Being on the road is hard work, he says. "It doesn't suit everyone. You work from eight in the morning 'til two the next morning, get on a bus and move on. For months."

But what about the glamour, the big nights out, the great music and hanging out with rock stars? He simply laughs.

Pete can talk straight to Noel Gallagher, and Oasis sidekick brother Liam, who definitely hasn't bought a house in Sandbanks ("I called to tell him if he was moving down here I was moving away!") But what about Mick Jagger? Is Mick Jagger always right, no matter what? "Yes," Pete grins. "In his head!

"Oasis are the biggest and best rock band in the world, of that I've no doubt - but the Stones are the Stones.

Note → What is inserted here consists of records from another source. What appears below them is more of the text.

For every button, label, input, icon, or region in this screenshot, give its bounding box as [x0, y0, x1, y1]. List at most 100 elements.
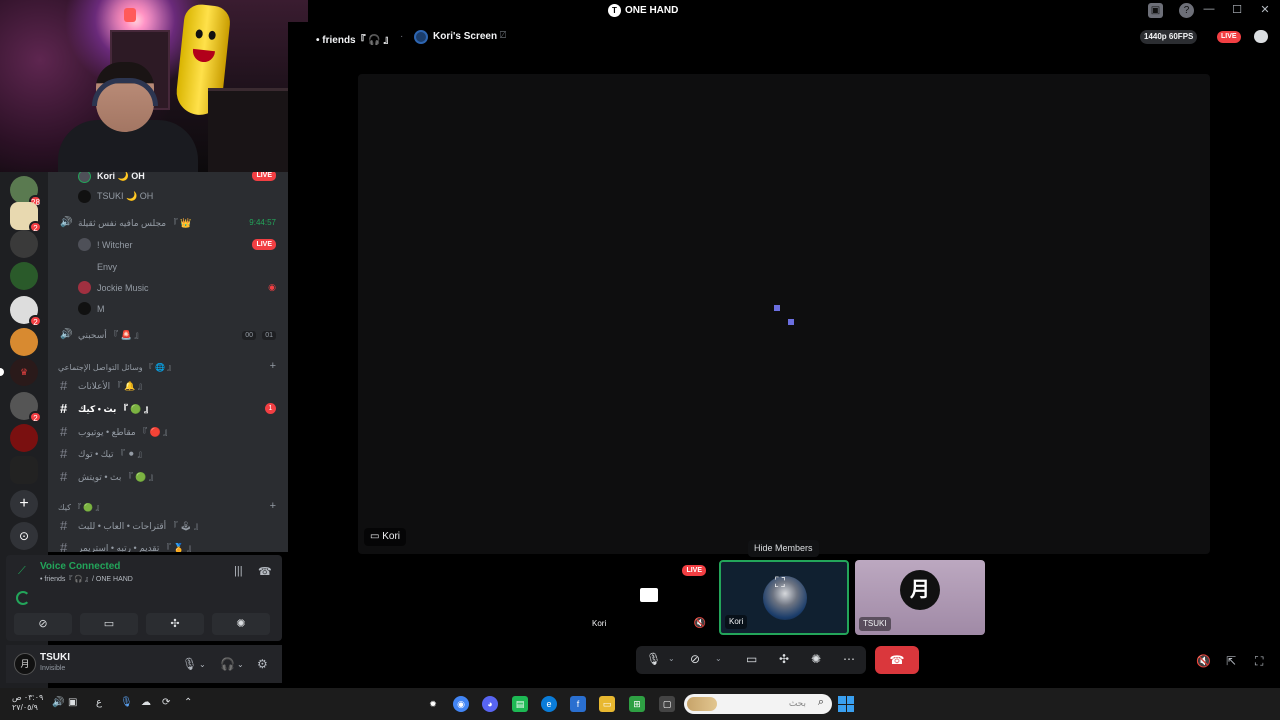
pop-out-icon[interactable]: ⇱: [1226, 654, 1236, 668]
user-avatar: [78, 238, 91, 251]
taskbar-search[interactable]: بحث ⌕: [684, 694, 832, 714]
server-icon-8[interactable]: 2: [10, 392, 42, 423]
soundboard-button[interactable]: ✺: [212, 613, 270, 635]
user-name[interactable]: TSUKI: [40, 652, 70, 663]
headphones-icon[interactable]: 🎧: [220, 657, 235, 671]
activities-icon[interactable]: ✣: [779, 652, 789, 666]
leave-call-button[interactable]: ☎: [875, 646, 919, 674]
participant-tile[interactable]: 月 TSUKI: [855, 560, 985, 635]
screen-name[interactable]: Kori's Screen: [433, 31, 497, 42]
noise-suppression-icon[interactable]: |||: [234, 565, 243, 577]
activities-button[interactable]: ✣: [146, 613, 204, 635]
camera-off-button[interactable]: ⊘: [14, 613, 72, 635]
chat-icon[interactable]: [1254, 30, 1268, 43]
server-icon-7[interactable]: ♛: [10, 358, 38, 386]
add-channel-icon[interactable]: +: [270, 360, 276, 372]
text-channel[interactable]: # تيك • توك 『 ⚫ 』: [60, 446, 147, 461]
more-options-icon[interactable]: ⋯: [843, 652, 855, 666]
mic-icon[interactable]: 🎙: [182, 657, 197, 671]
hash-icon: #: [60, 469, 68, 484]
minimize-icon[interactable]: —: [1202, 3, 1216, 16]
text-channel[interactable]: # تقديم • رتبه • استريمر 『 🏅 』: [60, 540, 196, 552]
gear-icon[interactable]: ⚙: [257, 657, 268, 671]
add-channel-icon[interactable]: +: [270, 500, 276, 512]
cloud-icon[interactable]: ☁: [141, 697, 151, 708]
share-screen-icon[interactable]: ▭: [746, 652, 757, 666]
mic-icon[interactable]: 🎙: [646, 652, 661, 666]
windows-start-icon[interactable]: [838, 696, 854, 712]
text-channel[interactable]: # الأعلانات 『 🔔 』: [60, 378, 147, 393]
file-explorer-icon[interactable]: ▭: [599, 696, 615, 712]
text-channel[interactable]: # أقتراحات • العاب • للبث 『 🕹 』: [60, 518, 203, 533]
steam-icon[interactable]: ✹: [425, 696, 441, 712]
text-channel[interactable]: # بث • كيك 『 🟢 』: [60, 401, 153, 416]
voice-channel[interactable]: 🔊 مجلس مافيه نفس ثقيلة 『 👑: [60, 216, 191, 229]
voice-user[interactable]: Kori 🌙 OH: [78, 172, 145, 183]
chevron-down-icon[interactable]: ⌄: [237, 660, 244, 669]
help-icon[interactable]: ?: [1179, 3, 1194, 18]
pin-icon[interactable]: ⍁: [500, 30, 506, 41]
category-header[interactable]: وسائل التواصل الإجتماعي 『 🌐 』: [58, 362, 175, 373]
members-icon[interactable]: ⛶: [775, 574, 785, 591]
server-icon-2[interactable]: 2: [10, 202, 42, 233]
mic-icon[interactable]: 🎙: [120, 697, 133, 708]
server-icon-5[interactable]: 2: [10, 296, 42, 327]
disconnect-icon[interactable]: ☎: [258, 565, 272, 578]
green-app-icon[interactable]: ▤: [512, 696, 528, 712]
voice-connected-panel: ⟋ Voice Connected • friends『 🎧 』/ ONE HA…: [6, 555, 282, 641]
stream-viewer[interactable]: ▭ Kori: [358, 74, 1210, 554]
network-icon[interactable]: ▣: [68, 697, 77, 708]
camera-off-icon[interactable]: ⊘: [690, 652, 700, 666]
voice-connected-subtitle[interactable]: • friends『 🎧 』/ ONE HAND: [40, 574, 133, 584]
server-icon-4[interactable]: [10, 262, 38, 290]
xbox-grid-icon[interactable]: ⊞: [629, 696, 645, 712]
add-server-icon[interactable]: +: [10, 490, 38, 518]
volume-icon[interactable]: 🔊: [52, 697, 64, 708]
voice-connected-title[interactable]: Voice Connected: [40, 561, 120, 572]
share-screen-button[interactable]: ▭: [80, 613, 138, 635]
voice-user[interactable]: TSUKI 🌙 OH: [78, 190, 153, 203]
server-icon-1[interactable]: 28: [10, 176, 42, 207]
chevron-up-icon[interactable]: ⌃: [184, 697, 192, 708]
maximize-icon[interactable]: ☐: [1230, 3, 1244, 16]
chrome-icon[interactable]: ◉: [453, 696, 469, 712]
server-icon-6[interactable]: [10, 328, 38, 356]
channel-list: Kori 🌙 OH LIVE TSUKI 🌙 OH 🔊 مجلس مافيه ن…: [48, 172, 288, 552]
signal-icon[interactable]: ⟋: [18, 565, 26, 578]
fullscreen-icon[interactable]: ⛶: [1255, 654, 1263, 669]
voice-user[interactable]: ! Witcher: [78, 238, 133, 251]
inbox-icon[interactable]: ▣: [1148, 3, 1163, 18]
file-icon[interactable]: f: [570, 696, 586, 712]
hide-members-tooltip: Hide Members: [748, 540, 819, 557]
language-indicator[interactable]: ع: [96, 697, 102, 708]
soundboard-icon[interactable]: ✺: [811, 652, 821, 666]
server-icon-3[interactable]: [10, 230, 38, 258]
user-avatar[interactable]: 月: [14, 653, 36, 675]
chevron-down-icon[interactable]: ⌄: [668, 654, 675, 663]
voice-user[interactable]: M: [78, 302, 105, 315]
chevron-down-icon[interactable]: ⌄: [715, 654, 722, 663]
chevron-down-icon[interactable]: ⌄: [199, 660, 206, 669]
channel-breadcrumb[interactable]: • friends『 🎧 』: [316, 31, 394, 46]
participant-tile[interactable]: LIVE Kori 🔇: [584, 560, 714, 635]
voice-user[interactable]: Envy: [78, 260, 117, 273]
banana-mouth: [191, 48, 215, 64]
explore-servers-icon[interactable]: ⊙: [10, 522, 38, 550]
taskbar-clock[interactable]: ٠٣:٠٩ ص ٢٧/٠٥/٩: [12, 693, 43, 713]
text-channel[interactable]: # مقاطع • يوتيوب 『 🔴 』: [60, 424, 172, 439]
server-icon-10[interactable]: [10, 456, 38, 484]
category-header[interactable]: كيك 『 🟢 』: [58, 502, 104, 513]
edge-icon[interactable]: e: [541, 696, 557, 712]
text-channel[interactable]: # بث • تويتش 『 🟢 』: [60, 469, 158, 484]
participant-tile[interactable]: ⛶ Kori: [719, 560, 849, 635]
close-icon[interactable]: ✕: [1258, 3, 1272, 16]
app-window: T ONE HAND ▣ ? — ☐ ✕ 28 2 2 ♛ 2 + ⊙ Kori…: [0, 0, 1280, 720]
hash-icon: #: [60, 424, 68, 439]
sync-icon[interactable]: ⟳: [162, 697, 170, 708]
volume-muted-icon[interactable]: 🔇: [1196, 654, 1211, 668]
server-icon-9[interactable]: [10, 424, 38, 452]
discord-icon[interactable]: ◕: [482, 696, 498, 712]
voice-channel[interactable]: 🔊 أسحبني 『 🚨 』: [60, 328, 144, 341]
task-view-icon[interactable]: ▢: [659, 696, 675, 712]
voice-user[interactable]: Jockie Music: [78, 281, 149, 294]
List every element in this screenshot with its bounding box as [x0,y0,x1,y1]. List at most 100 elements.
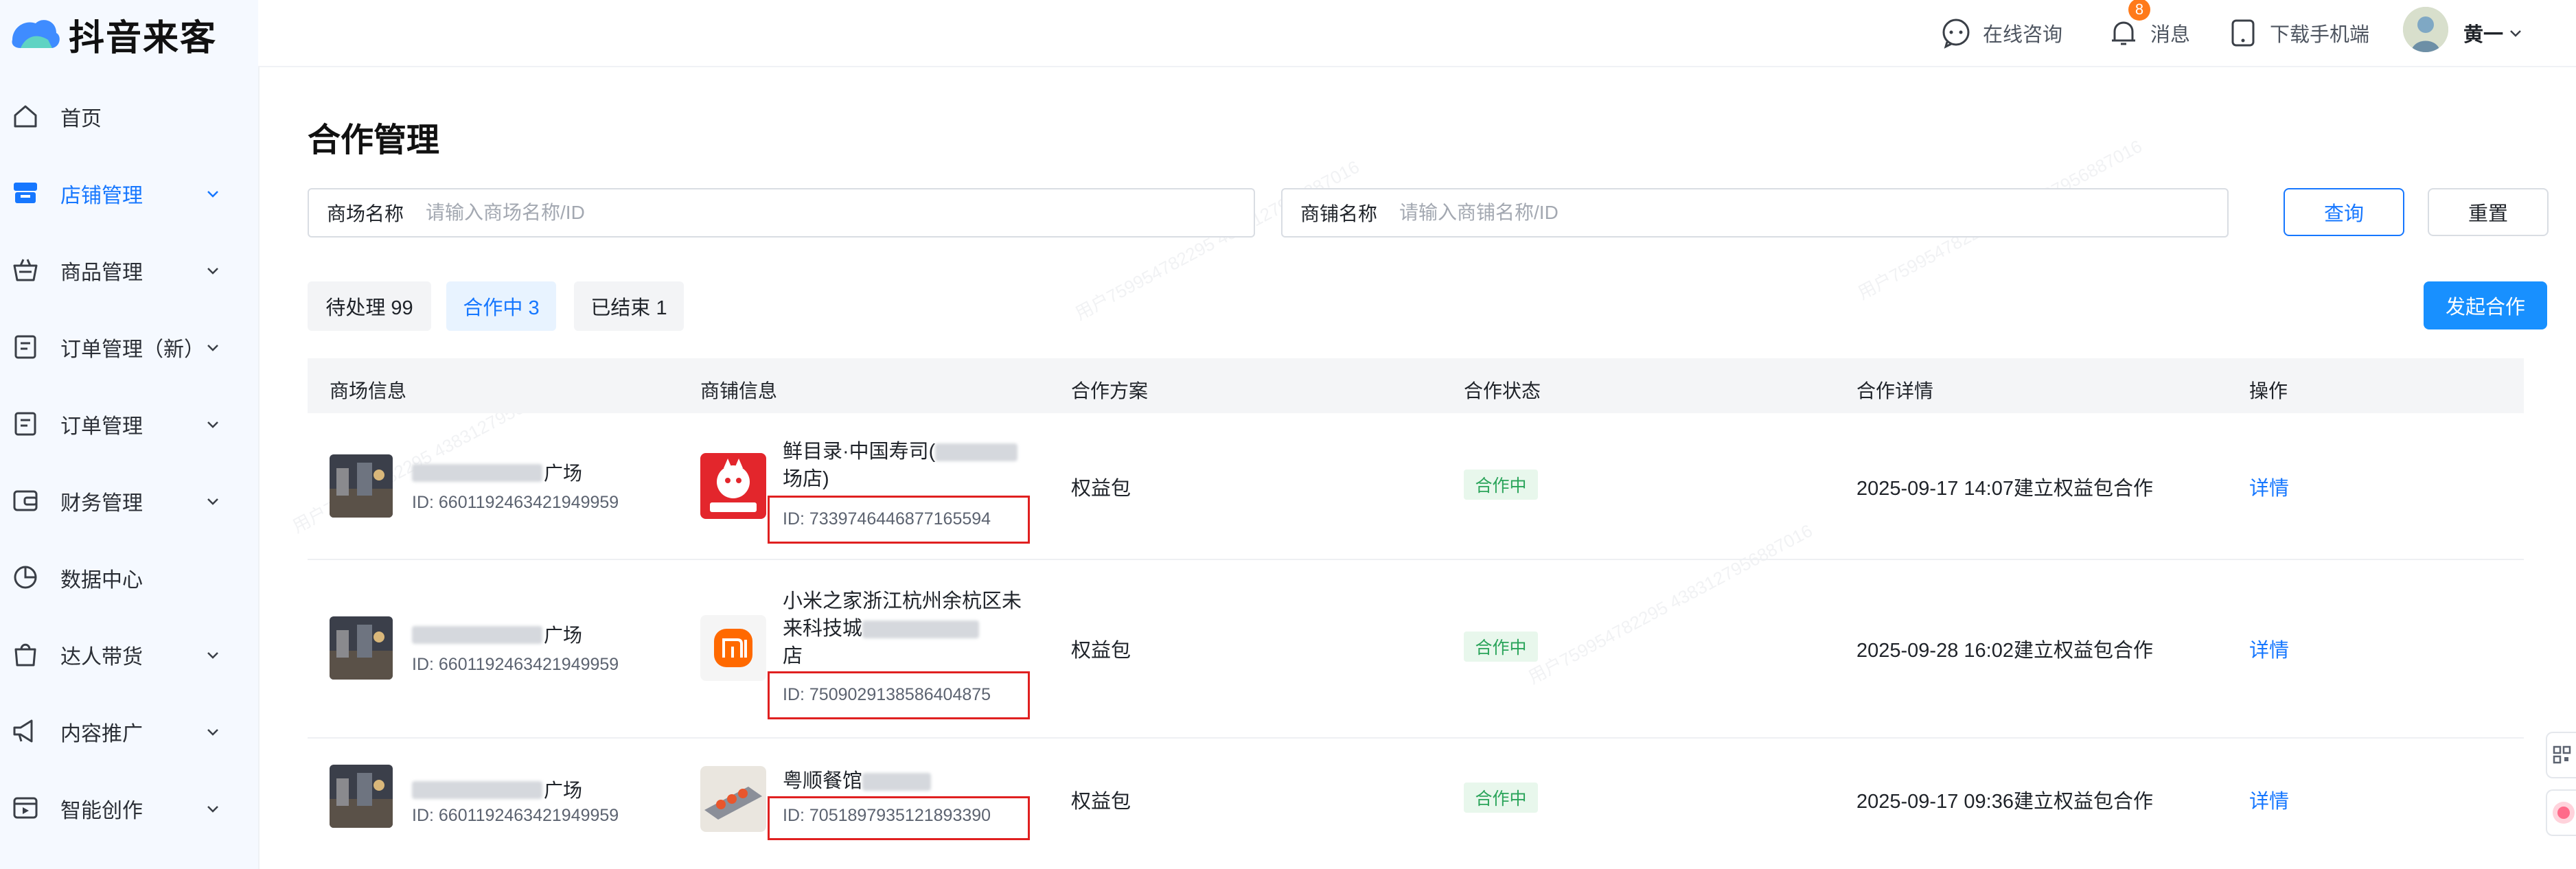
qr-code-button[interactable] [2546,732,2576,778]
highlight-box [768,496,1030,544]
sidebar-item-label: 订单管理 [60,415,143,438]
sidebar-item-label: 内容推广 [60,723,143,745]
shop-name-line: 粤顺餐馆 [783,770,863,792]
download-app-button[interactable]: 下载手机端 [2227,14,2369,52]
redacted-text [412,781,542,799]
mall-thumbnail [330,616,393,680]
sidebar-item-label: 店铺管理 [60,185,143,207]
sidebar-item-home[interactable]: 首页 [0,78,258,155]
wallet-icon [13,490,38,511]
plan: 权益包 [1071,640,1131,662]
avatar[interactable] [2403,7,2448,52]
mall-name-filter: 商场名称 [308,188,1255,237]
sidebar-item-finance[interactable]: 财务管理 [0,463,258,540]
video-icon [13,797,38,819]
shop-name-line: 小米之家浙江杭州余杭区未 [783,590,1022,612]
chevron-down-icon [207,498,218,505]
chevron-down-icon [207,421,218,428]
mall-search-input[interactable] [424,201,1114,224]
assistant-icon [2553,802,2575,824]
sidebar-item-store-management[interactable]: 店铺管理 [0,155,258,232]
mall-thumbnail [330,765,393,828]
download-app-label: 下载手机端 [2270,24,2370,46]
column-header: 操作 [2249,380,2288,402]
reset-button[interactable]: 重置 [2428,188,2549,236]
plan: 权益包 [1071,478,1131,500]
shop-name-label: 商铺名称 [1300,203,1378,224]
sidebar-item-label: 达人带货 [60,646,143,669]
tab-ended[interactable]: 已结束 1 [574,281,684,331]
tab-pending[interactable]: 待处理 99 [308,281,431,331]
status-badge: 合作中 [1464,470,1538,500]
messages-button[interactable]: 消息 [2108,14,2190,52]
column-header: 合作详情 [1856,380,1934,402]
redacted-text [862,621,980,639]
sidebar-item-label: 首页 [60,108,102,130]
shop-name-line: 来科技城 [783,618,863,640]
online-consult-label: 在线咨询 [1983,24,2063,46]
shop-name: 粤顺餐馆 [783,767,1030,795]
bag-icon [14,643,36,667]
user-avatar-icon [2403,7,2448,52]
sidebar-nav: 首页 店铺管理 商品管理 订单管理（新） 订单管理 财务管理 数据中心 达人带货… [0,78,258,847]
sidebar-item-smart-creation[interactable]: 智能创作 [0,770,258,847]
clipboard-icon [14,335,36,359]
chevron-down-icon [207,268,218,275]
mall-id: ID: 6601192463421949959 [412,806,619,825]
shop-logo [700,615,766,681]
query-button[interactable]: 查询 [2284,188,2404,236]
mall-id: ID: 6601192463421949959 [412,493,619,512]
cooperation-detail: 2025-09-17 09:36建立权益包合作 [1856,791,2153,813]
chevron-down-icon [2510,30,2521,37]
mall-name: 广场 [544,625,583,646]
online-consult-button[interactable]: 在线咨询 [1940,14,2062,52]
sidebar-item-product-management[interactable]: 商品管理 [0,232,258,309]
plan: 权益包 [1071,791,1131,813]
chevron-down-icon [207,345,218,351]
tab-in-cooperation[interactable]: 合作中 3 [446,281,556,331]
highlight-box [768,796,1030,840]
detail-link[interactable]: 详情 [2249,785,2289,814]
sidebar-item-influencer-sales[interactable]: 达人带货 [0,616,258,693]
bell-icon [2112,21,2135,45]
mall-name: 广场 [544,780,583,801]
shop-logo [700,453,766,519]
chevron-down-icon [207,806,218,813]
assistant-button[interactable] [2546,789,2576,836]
status-badge: 合作中 [1464,783,1538,813]
column-header: 合作状态 [1464,380,1541,402]
start-cooperation-button[interactable]: 发起合作 [2424,281,2547,329]
cooperation-detail: 2025-09-17 14:07建立权益包合作 [1856,478,2153,500]
status-badge: 合作中 [1464,632,1538,662]
logo-text: 抖音来客 [69,18,218,58]
sidebar-item-content-promotion[interactable]: 内容推广 [0,693,258,770]
shop-name-filter: 商铺名称 [1281,188,2229,237]
redacted-text [862,773,932,791]
pie-chart-icon [14,566,37,589]
qr-code-icon [2553,745,2571,764]
sidebar-item-orders-new[interactable]: 订单管理（新） [0,309,258,386]
table-row: 广场 ID: 6601192463421949959 小米之家浙江杭州余杭区未 … [308,559,2524,739]
sidebar: 抖音来客 首页 店铺管理 商品管理 订单管理（新） 订单管理 财务管理 数据中心… [0,0,260,869]
mall-name: 广场 [544,463,583,484]
sidebar-item-data-center[interactable]: 数据中心 [0,540,258,616]
redacted-text [412,464,542,482]
sidebar-item-label: 订单管理（新） [60,338,205,361]
shop-search-input[interactable] [1398,201,2088,224]
shop-logo [700,766,766,832]
sidebar-item-orders[interactable]: 订单管理 [0,386,258,463]
app-logo[interactable]: 抖音来客 [7,7,217,62]
shop-name: 小米之家浙江杭州余杭区未 来科技城 店 [783,588,1030,670]
detail-link[interactable]: 详情 [2249,472,2289,501]
table-header: 商场信息 商铺信息 合作方案 合作状态 合作详情 操作 [308,358,2524,413]
detail-link[interactable]: 详情 [2249,634,2289,663]
shop-name-line: 场店) [783,468,829,490]
sidebar-item-label: 财务管理 [60,492,143,515]
user-menu[interactable]: 黄一 [2463,14,2524,52]
chevron-down-icon [207,191,218,198]
home-icon [14,105,37,128]
column-header: 合作方案 [1071,380,1149,402]
mall-name-label: 商场名称 [327,203,404,224]
messages-label: 消息 [2150,24,2191,46]
redacted-text [935,443,1018,462]
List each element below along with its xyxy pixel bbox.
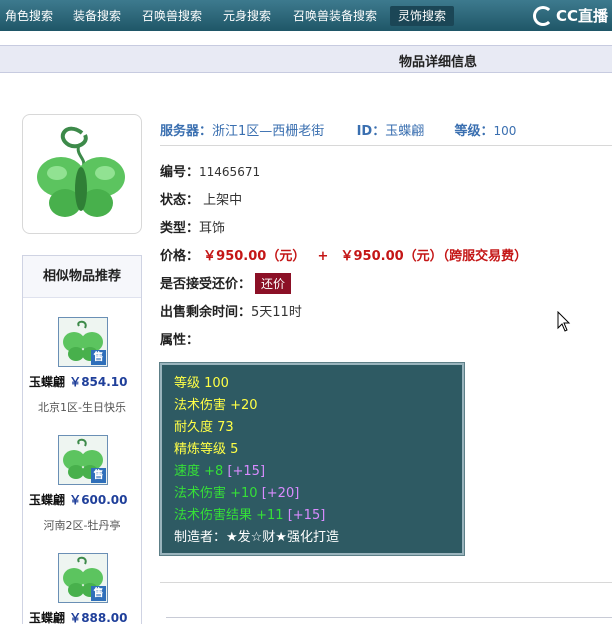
divider [160, 145, 612, 146]
divider [166, 617, 612, 618]
attr-label: 属性： [160, 333, 200, 348]
attributes-box: 等级 100 法术伤害 +20 耐久度 73 精炼等级 5 速度 +8 [+15… [159, 362, 465, 556]
server-value: 浙江1区—西栅老街 [212, 124, 325, 139]
haggle-label: 是否接受还价： [160, 277, 252, 292]
similar-item-thumbnail[interactable]: 售 [58, 435, 108, 485]
tab-lingshi-search[interactable]: 灵饰搜索 [390, 6, 454, 26]
level-value: 100 [493, 124, 517, 138]
type-value: 耳饰 [199, 221, 226, 236]
similar-item-name[interactable]: 玉蝶翩 [29, 493, 65, 507]
attribute-line: 法术伤害 +20 [174, 398, 258, 413]
level-label: 等级： [454, 124, 494, 139]
similar-item-server: 北京1区-生日快乐 [38, 401, 126, 414]
price-plus: + [317, 249, 329, 264]
top-nav: 角色搜索 装备搜索 召唤兽搜索 元身搜索 召唤兽装备搜索 灵饰搜索 CC直播 [0, 0, 612, 31]
id-value: 玉蝶翩 [385, 124, 425, 139]
section-header: 物品详细信息 [0, 45, 612, 73]
similar-item-name-price[interactable]: 玉蝶翩 ￥600.00 [29, 491, 128, 508]
similar-item-price: ￥600.00 [69, 493, 128, 507]
price-label: 价格： [160, 249, 200, 264]
mouse-cursor-icon [557, 311, 571, 332]
item-image [22, 114, 142, 234]
time-value: 5天11时 [251, 305, 302, 320]
price-row: 价格： ￥950.00（元） + ￥950.00（元）（跨服交易费） [160, 245, 527, 264]
similar-items-title: 相似物品推荐 [23, 256, 141, 298]
type-row: 类型：耳饰 [160, 217, 225, 236]
attribute-line: 精炼等级 5 [174, 442, 239, 457]
serial-value: 11465671 [199, 165, 261, 179]
attribute-line: 等级 100 [174, 376, 229, 391]
status-row: 状态： 上架中 [160, 189, 242, 208]
server-label: 服务器： [160, 124, 213, 139]
time-row: 出售剩余时间：5天11时 [160, 301, 302, 320]
type-label: 类型： [160, 221, 200, 236]
cc-logo-icon [532, 6, 553, 26]
id-label: ID： [356, 124, 386, 139]
attr-row: 属性： [160, 329, 199, 348]
serial-label: 编号： [160, 165, 200, 180]
serial-row: 编号：11465671 [160, 161, 260, 180]
time-label: 出售剩余时间： [160, 305, 252, 320]
sold-badge: 售 [91, 586, 106, 601]
status-label: 状态： [160, 193, 200, 208]
tab-yuanshen-search[interactable]: 元身搜索 [222, 6, 272, 26]
cc-live-logo: CC直播 [532, 4, 608, 28]
section-title: 物品详细信息 [399, 55, 478, 70]
similar-item-server: 河南2区-牡丹亭 [43, 519, 121, 532]
attribute-line: 制造者：★发☆财★强化打造 [174, 530, 339, 545]
sold-badge: 售 [91, 468, 106, 483]
attribute-line: 法术伤害结果 +11 [+15] [174, 508, 326, 523]
tab-summon-equipment-search[interactable]: 召唤兽装备搜索 [292, 6, 378, 26]
haggle-row: 是否接受还价： 还价 [160, 273, 292, 294]
logo-text: CC直播 [555, 7, 608, 25]
price-value: ￥950.00（元） [203, 249, 306, 264]
tab-summon-search[interactable]: 召唤兽搜索 [142, 6, 202, 26]
tab-equipment-search[interactable]: 装备搜索 [72, 6, 122, 26]
attribute-line: 耐久度 73 [174, 420, 234, 435]
similar-item-name-price[interactable]: 玉蝶翩 ￥888.00 [29, 609, 128, 624]
sold-badge: 售 [91, 350, 106, 365]
divider [160, 582, 612, 583]
item-header-line: 服务器：浙江1区—西栅老街 ID：玉蝶翩 等级：100 [160, 120, 516, 139]
similar-item-thumbnail[interactable]: 售 [58, 553, 108, 603]
similar-items-panel: 相似物品推荐 售 玉蝶翩 ￥854.10 北京1区-生日快乐 售 玉蝶翩 ￥60… [22, 255, 142, 624]
cross-server-fee: ￥950.00（元）（跨服交易费） [340, 249, 528, 264]
similar-item-thumbnail[interactable]: 售 [58, 317, 108, 367]
similar-item-name-price[interactable]: 玉蝶翩 ￥854.10 [29, 373, 128, 390]
haggle-button[interactable]: 还价 [255, 273, 292, 294]
tab-role-search[interactable]: 角色搜索 [4, 6, 54, 26]
attribute-line: 法术伤害 +10 [+20] [174, 486, 300, 501]
similar-item-price: ￥888.00 [69, 611, 128, 624]
attribute-line: 速度 +8 [+15] [174, 464, 266, 479]
similar-item-price: ￥854.10 [69, 375, 128, 389]
status-value: 上架中 [203, 193, 243, 208]
jade-butterfly-icon [37, 126, 125, 217]
similar-item-name[interactable]: 玉蝶翩 [29, 611, 65, 624]
similar-item-name[interactable]: 玉蝶翩 [29, 375, 65, 389]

"Touring with them isn't always comfortable, though. Other bands have an inner circle, but they have a brick wall around each one of them.

"Other bands take a small family on tour, they take a whole town. Each member of the band has his own manager, for a start.

"But, you know, none of them are any different to you or me - they've just got bigger bank balances."

Pete says he's had a good day if he gets the band from the hotel to the bus to the venue and back on the bus to the hotel again. Having said that, even the most grounded have their diva moments.

They sometimes play a rehearsal tape of Frank Sinatra at the Albert Hall (don't ask Pete how he got it) for the older regulars at the Pudding and Pye.

Pete will tell you about the time he saw Roger Daltrey and Pete Townshend huddling around Ringo Starr, with the likes of Paul Weller and the Gallagher brothers also in thrall, to listen to the Beatle's stories.

Def Leppard singer Joe Elliott flew Pete to Mexico for two weeks on full pay just to play 90 minutes of football.

Pete disparages Eminem for having 180 pyrotechnic mortar points on a single show ("To keep the audience interested - the bigger the show the less the guy has to offer"); slips me the name of the "national treasure" who wouldn't let her family anywhere near the best Champagne; tells me about sacking a sound engineer for doing a line of coke ("It must have been three miles long"); and laughs about the Antipodean rocker who complained if there wasn't a swimming pool within walking distance.

"I can't say it's not fun, but then there are the days, beautiful days, which you spend in bed on a day off because of what you've been doing the night before and you miss so much.

"I did see Ground Zero not long after it happened, but it's only recently I've seen the Peace Park in Hiroshima.

"I've got rid of the drink - and now I'm running a pub! We're getting busier all the time, the food is all fresh and local, the atmosphere is good.

"I've put a few things up on the wall and people are getting past that whole Do you really know them?' thing.

"I don't actually feel any healthier, actually, only cleaner. I've been around the world 14 times I reckon and I've only just started being a tourist - and I'm 53 years old.

"The best bit though is that it all starts again in August."